D'ailleurs, j'ai fait une erreur... Si elle renonce, il faut rechercher les nouveaux héritiers dans la branche maternelle, jusqu'à épuisement des héritiers jusqu'au degré 6. C'est seulement à ce moment que l'autre branche recueille toute la succession... Donc ça pourra potentiellement être très long en cas de renonciation. Il faudrait mieux qu'elle accepte, et la situation sera figée.
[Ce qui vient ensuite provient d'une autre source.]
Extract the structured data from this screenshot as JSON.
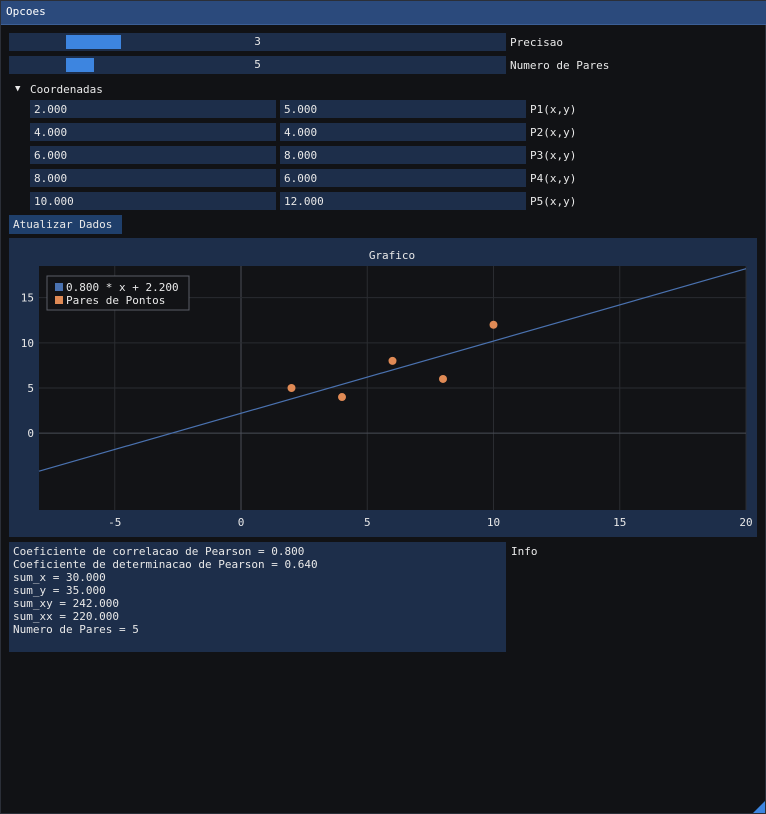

Effectivement, il n'y a pas de procédure au tribunal pour faire renoncer.
Soit l'héritier fait sa démarche de renonciation (formulaire à déposer au greffe du tribunal -mais ce n'est pas une procédure judiciaire-, ou acte notarié de renonciation depuis assez récemment).
Soit l'héritier ne fait jamais rien, et il est réputé avoir renoncé au bout de 10 ans.
Comme ça peut être long pour les autres d'attendre 10 ans, ils peuvent faire sommation à opter par acte extra-judiciaire.

Posté le Le 20/07/2023 à 10:12
Juste une dernière question :
Que se passe-t-il si la sommation reste sans réponse ?
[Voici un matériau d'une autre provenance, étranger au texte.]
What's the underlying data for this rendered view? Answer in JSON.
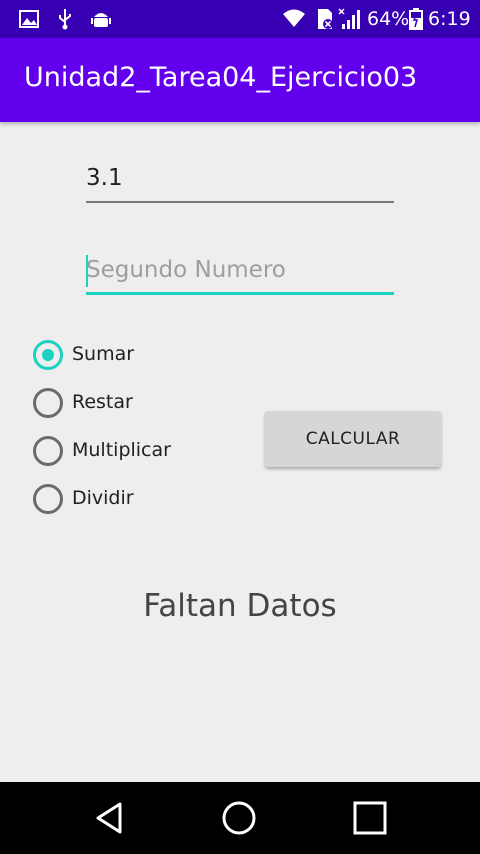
{
  "status_bar": {
    "battery_percent": "64%",
    "time": "6:19",
    "left_icons": [
      "image-icon",
      "usb-icon",
      "android-debug-icon"
    ],
    "right_icons": [
      "wifi-icon",
      "sim-icon",
      "signal-icon",
      "battery-icon"
    ]
  },
  "app_bar": {
    "title": "Unidad2_Tarea04_Ejercicio03",
    "color": "#6200ee",
    "status_color": "#3700b3"
  },
  "form": {
    "first_number": {
      "value": "3.1"
    },
    "second_number": {
      "value": "",
      "placeholder": "Segundo Numero"
    },
    "accent_color": "#1bd1c0",
    "operations": [
      {
        "label": "Sumar",
        "checked": true
      },
      {
        "label": "Restar",
        "checked": false
      },
      {
        "label": "Multiplicar",
        "checked": false
      },
      {
        "label": "Dividir",
        "checked": false
      }
    ],
    "calculate_label": "CALCULAR"
  },
  "result": {
    "text": "Faltan Datos"
  },
  "nav_bar": {
    "buttons": [
      "back-icon",
      "home-icon",
      "recents-icon"
    ]
  }
}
(si elle est envoyée à une ancienne adresse, à quelqu'un qui ne veut pas du tout répondre, ou n'est plus en état de le faire ?)

Posté le Le 20/07/2023 à 10:38
Article 772
Modifié par Loi n°2006-728 du 23 juin 2006 - art. 1 () JORF 24 juin 2006 en vigueur le 1er janvier 2007
Dans les deux mois qui suivent la sommation, l'héritier doit prendre parti ou solliciter un délai supplémentaire auprès du juge lorsqu'il n'a pas été en mesure de clôturer l'inventaire commencé ou lorsqu'il justifie d'autres motifs sérieux et légitimes. Ce délai est suspendu à compter de la demande de prorogation jusqu'à la décision du juge saisi.

A défaut d'avoir pris parti à l'expiration du délai de deux mois ou du délai supplémentaire accordé, l'héritier est réputé acceptant pur et simple.


Posté le Le 20/07/2023 à 10:52
Merci beaucoup à tous !

Je vais demander à ma notaire la marche à suivre pour effectuer cette démarche et attendre en espérant voir une évolution positive dans les prochains mois.

Merci pour le temps que vous avez pris à répondre, je n'ai pas eu de conseils de la part des deux notaires sur toute cette affaire, leur seul objectif était d'attendre, l'une après l'autre, et puis d'attendre encore ... Merci beaucoup !

Posté le Le 20/07/2023 à 11:02
Vos différents exemples de sommation sans réponse ne sont pas équivalents.
Dans le premier exemple, la sommation n'est pas faite puisque l'adresse n'est pas bonne (et la sommation n'est pas un simple courrier).
Dans le second exemple, on est bien dans le cas du 772.
Pour une personne incapable, il faudrait voir.